Sports and COVID-19: Should Your Child Participate?
Q&A With Dr. Stephen Threlkeld: Should Children Return to Sports During COVID-19?
As communities and schools in the Mid-South begin to start youth sports, health care professionals urge parents and coaches to consider how they can help keep children as safe as possible. Dr. Stephen Threlkeld, an infectious disease specialist and epidemiologist who works with Baptist Memorial Hospital-Memphis, recommends actions parents and schools can take to lower the risk of exposure and reduce the spread of COVID-19.
Q: How can parents protect their kids if sports start again?
A: The protections for kids who participate in school sports are an extension of the protections for kids who return to in-person classes. In general, children should wear masks and maintain at least 6 feet of social distance. This is very difficult to do with school-aged populations. It is also challenging to do in certain sports, such as football, basketball and other team activities.
Sports introduce situations that present potential risks of infection—from large team meetings in poorly ventilated rooms to huddles in which players are close together and may be breathing heavily from the last play. We simply don’t know the full extent of the risks yet.
Outdoor sports may be less of a risk than indoor sports. But we must remember, it is still a risk when kids are in close contact with each other.
Q: Should parents allow their kids to participate?
A: Unfortunately, that question can only be answered with confidence in retrospect. We don’t have enough information to know with certainty right now. That’s a problem we have faced in many scenarios with this infection.
Young athletes might be in close contact with others who are breathing heavily or raising their voices—behaviors that emit respiratory droplets. However, we think outdoor activities pose a lower risk of spreading COVID-19 than indoor activities do. It could be that we’ll see fewer cases with an outdoor sport like football, for example. It all depends on how much being outside helps to decrease the contagiousness of this virus.
Q: What should parents consider about allowing their kids to participate?
A: As a parent, you want to be confident that your child’s coach is aware of the risks of infection and attempts to minimize unnecessary close contact. Of course, coaches cannot eliminate all risks. Some sports will involve a certain level of close contact.

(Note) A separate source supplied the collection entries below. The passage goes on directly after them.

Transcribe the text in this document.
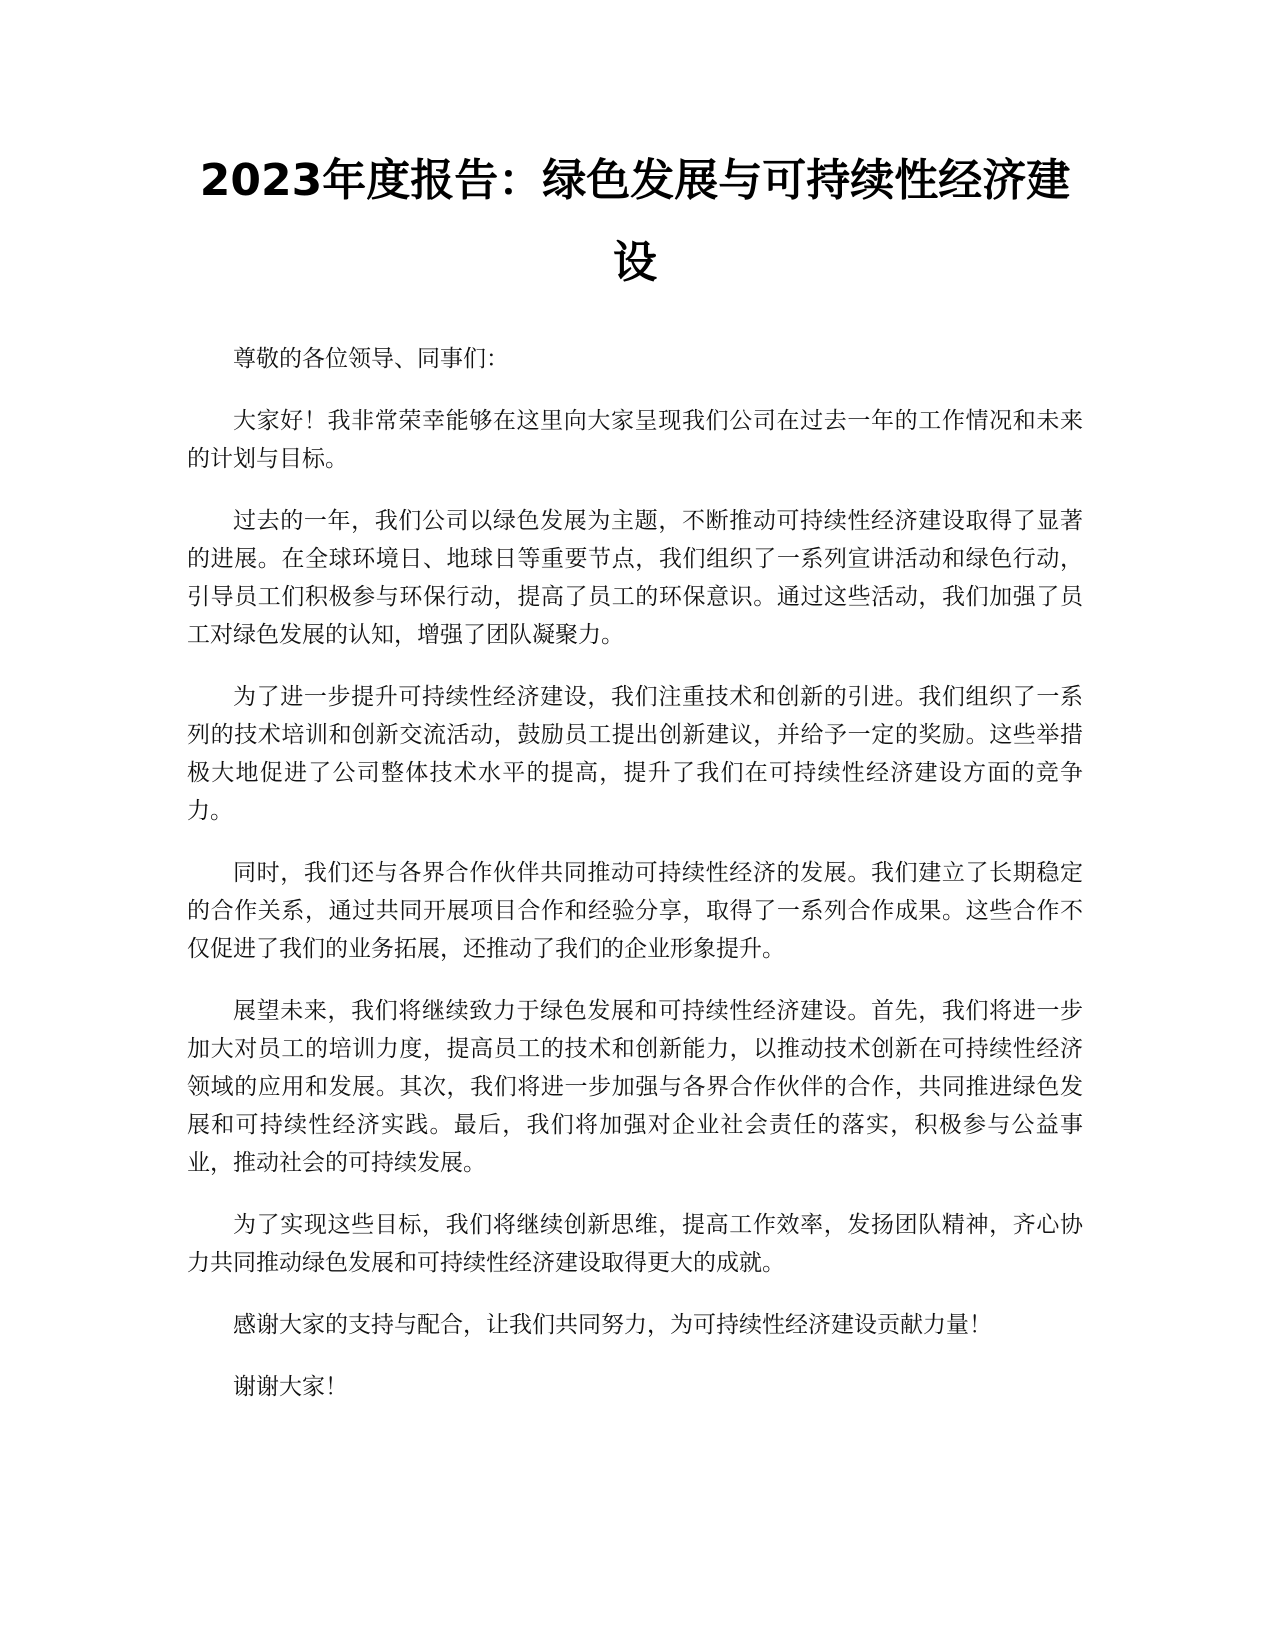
2023年度报告：绿色发展与可持续性经济建设

尊敬的各位领导、同事们：

大家好！我非常荣幸能够在这里向大家呈现我们公司在过去一年的工作情况和未来的计划与目标。

过去的一年，我们公司以绿色发展为主题，不断推动可持续性经济建设取得了显著的进展。在全球环境日、地球日等重要节点，我们组织了一系列宣讲活动和绿色行动，引导员工们积极参与环保行动，提高了员工的环保意识。通过这些活动，我们加强了员工对绿色发展的认知，增强了团队凝聚力。

为了进一步提升可持续性经济建设，我们注重技术和创新的引进。我们组织了一系列的技术培训和创新交流活动，鼓励员工提出创新建议，并给予一定的奖励。这些举措极大地促进了公司整体技术水平的提高，提升了我们在可持续性经济建设方面的竞争力。

同时，我们还与各界合作伙伴共同推动可持续性经济的发展。我们建立了长期稳定的合作关系，通过共同开展项目合作和经验分享，取得了一系列合作成果。这些合作不仅促进了我们的业务拓展，还推动了我们的企业形象提升。

展望未来，我们将继续致力于绿色发展和可持续性经济建设。首先，我们将进一步加大对员工的培训力度，提高员工的技术和创新能力，以推动技术创新在可持续性经济领域的应用和发展。其次，我们将进一步加强与各界合作伙伴的合作，共同推进绿色发展和可持续性经济实践。最后，我们将加强对企业社会责任的落实，积极参与公益事业，推动社会的可持续发展。

为了实现这些目标，我们将继续创新思维，提高工作效率，发扬团队精神，齐心协力共同推动绿色发展和可持续性经济建设取得更大的成就。

感谢大家的支持与配合，让我们共同努力，为可持续性经济建设贡献力量！

谢谢大家！
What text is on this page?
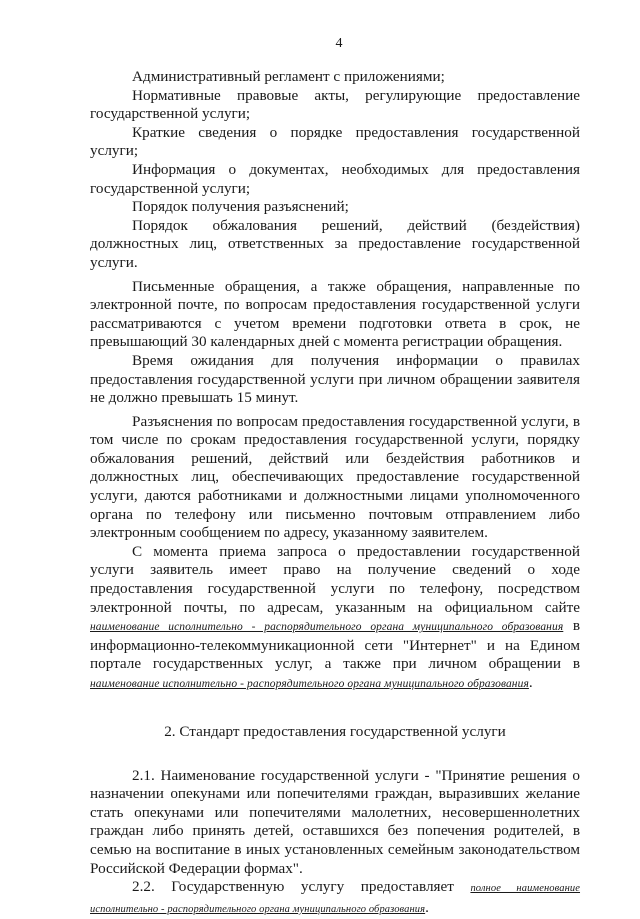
4

Административный регламент с приложениями;

Нормативные правовые акты, регулирующие предоставление государственной услуги;

Краткие сведения о порядке предоставления государственной услуги;

Информация о документах, необходимых для предоставления государственной услуги;

Порядок получения разъяснений;

Порядок обжалования решений, действий (бездействия) должностных лиц, ответственных за предоставление государственной услуги.

Письменные обращения, а также обращения, направленные по электронной почте, по вопросам предоставления государственной услуги рассматриваются с учетом времени подготовки ответа в срок, не превышающий 30 календарных дней с момента регистрации обращения.

Время ожидания для получения информации о правилах предоставления государственной услуги при личном обращении заявителя не должно превышать 15 минут.

Разъяснения по вопросам предоставления государственной услуги, в том числе по срокам предоставления государственной услуги, порядку обжалования решений, действий или бездействия работников и должностных лиц, обеспечивающих предоставление государственной услуги, даются работниками и должностными лицами уполномоченного органа по телефону или письменно почтовым отправлением либо электронным сообщением по адресу, указанному заявителем.

С момента приема запроса о предоставлении государственной услуги заявитель имеет право на получение сведений о ходе предоставления государственной услуги по телефону, посредством электронной почты, по адресам, указанным на официальном сайте наименование исполнительно - распорядительного органа муниципального образования в информационно-телекоммуникационной сети "Интернет" и на Едином портале государственных услуг, а также при личном обращении в наименование исполнительно - распорядительного органа муниципального образования.

2. Стандарт предоставления государственной услуги

2.1. Наименование государственной услуги - "Принятие решения о назначении опекунами или попечителями граждан, выразивших желание стать опекунами или попечителями малолетних, несовершеннолетних граждан либо принять детей, оставшихся без попечения родителей, в семью на воспитание в иных установленных семейным законодательством Российской Федерации формах".

2.2. Государственную услугу предоставляет полное наименование исполнительно - распорядительного органа муниципального образования.
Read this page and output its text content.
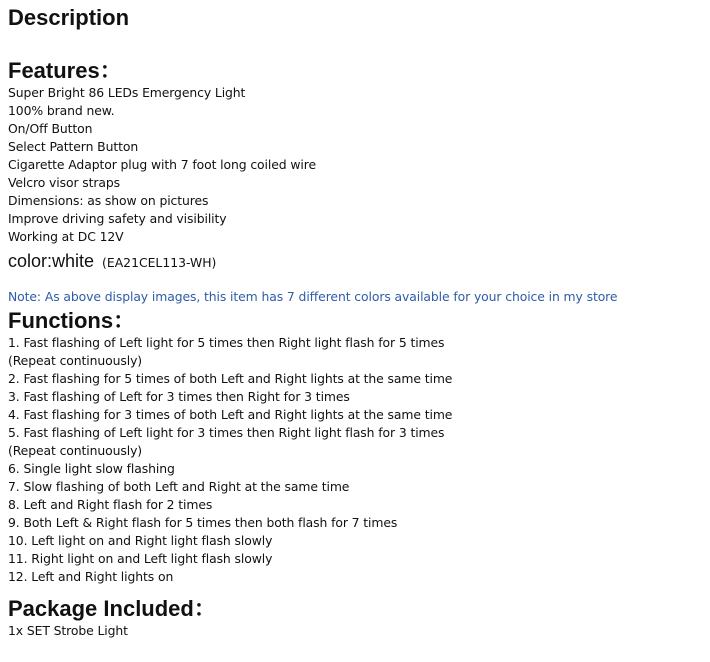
Description
Features：
Super Bright 86 LEDs Emergency Light
100% brand new.
On/Off Button
Select Pattern Button
Cigarette Adaptor plug with 7 foot long coiled wire
Velcro visor straps
Dimensions: as show on pictures
Improve driving safety and visibility
Working at DC 12V
color:white (EA21CEL113-WH)
Note: As above display images, this item has 7 different colors available for your choice in my store
Functions：
1. Fast flashing of Left light for 5 times then Right light flash for 5 times
(Repeat continuously)
2. Fast flashing for 5 times of both Left and Right lights at the same time
3. Fast flashing of Left for 3 times then Right for 3 times
4. Fast flashing for 3 times of both Left and Right lights at the same time
5. Fast flashing of Left light for 3 times then Right light flash for 3 times
(Repeat continuously)
6. Single light slow flashing
7. Slow flashing of both Left and Right at the same time
8. Left and Right flash for 2 times
9. Both Left & Right flash for 5 times then both flash for 7 times
10. Left light on and Right light flash slowly
11. Right light on and Left light flash slowly
12. Left and Right lights on
Package Included：
1x SET Strobe Light
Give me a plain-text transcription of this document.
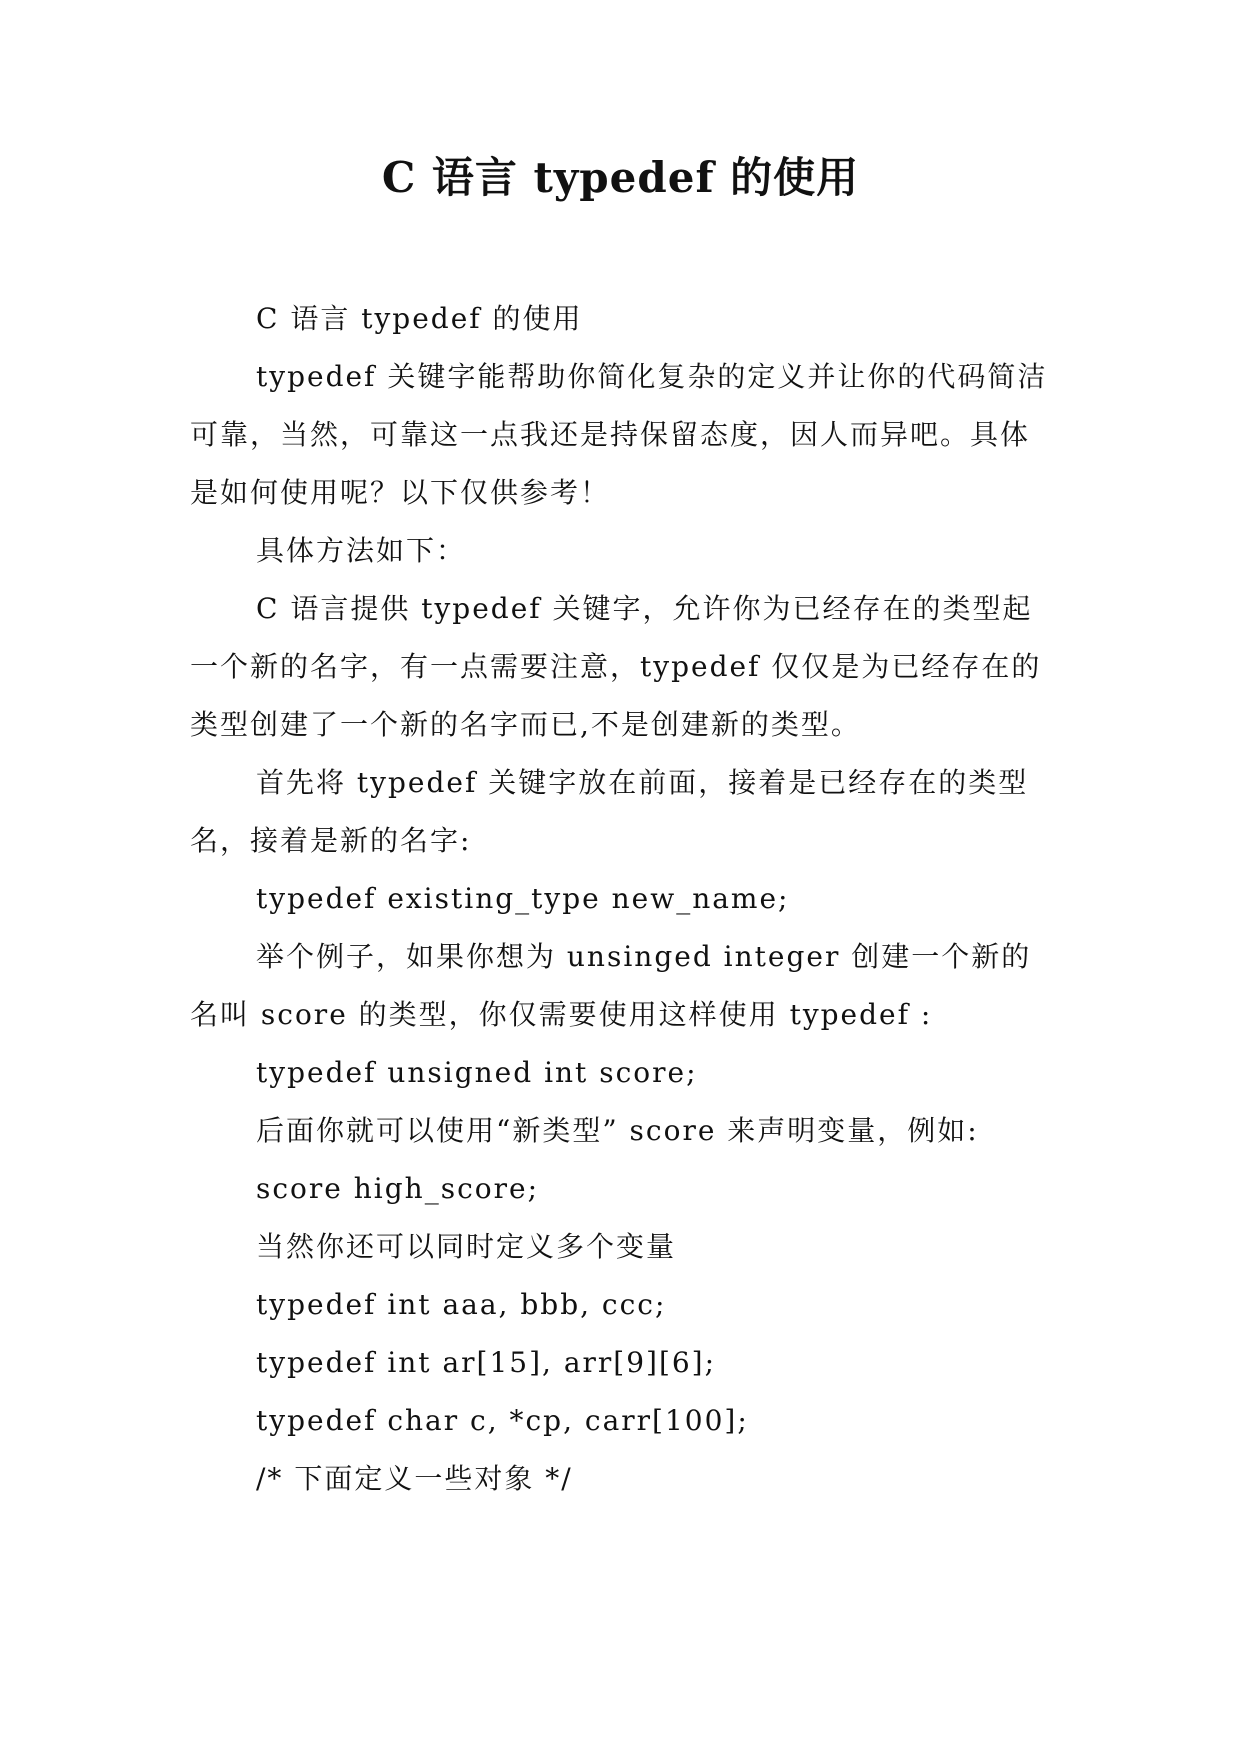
C 语言 typedef 的使用

C 语言 typedef 的使用

typedef 关键字能帮助你简化复杂的定义并让你的代码简洁可靠，当然，可靠这一点我还是持保留态度，因人而异吧。具体是如何使用呢？以下仅供参考！

具体方法如下：

C 语言提供 typedef 关键字，允许你为已经存在的类型起一个新的名字，有一点需要注意，typedef 仅仅是为已经存在的类型创建了一个新的名字而已,不是创建新的类型。

首先将 typedef 关键字放在前面，接着是已经存在的类型名，接着是新的名字:

typedef existing_type new_name;

举个例子，如果你想为 unsinged integer 创建一个新的名叫 score 的类型，你仅需要使用这样使用 typedef :

typedef unsigned int score;

后面你就可以使用“新类型” score 来声明变量，例如:

score high_score;

当然你还可以同时定义多个变量

typedef int aaa, bbb, ccc;

typedef int ar[15], arr[9][6];

typedef char c, *cp, carr[100];

/* 下面定义一些对象 */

You can’t tackle someone from more than 6 feet away in football, but you can avoid a 20-person team meeting in a small room with poor ventilation. It’s important that local and national coaching staffs know the risks and take steps to minimize those risks.
Q: Are some sports more dangerous than others when it comes to COVID-19 exposure?
A: Some individual sports are probably a bit safer. Golf, for example, likely poses less risk than a contact team sport, such as basketball. Golf is an outdoor sport, and players can stay physically distanced. This is harder to achieve with basketball or football.
Q: What is superspreading, and can it happen at your child’s sporting event?
A: Superspreading means one infectious person could potentially infect multiple people. Superspreading could happen if a sporting event combines multiple risk factors. These risk factors include crowded spaces, areas with poor ventilation, and people who practice high-risk behaviors, such as not wearing masks and not staying at least 6 feet apart.
When you combine those factors, you’re at risk of regular virus transmission and superspreading transmission. We should do what we can to reduce those risks to keep players safe, as well as the people they come into contact with, including older teachers, teachers with medical problems, parents and grandparents.
Q: Is there anything else parents should know?
A: The history of respiratory viruses, including pandemics, shows they get much worse in the fall and winter. We should take steps now to minimize this virus among student populations and, in doing so, potentially reduce community transmission over the next several months.
Potential vaccines and monoclonal antibody treatments are on the horizon. We don’t want to make serious mistakes before those items are available to use as weapons against this virus.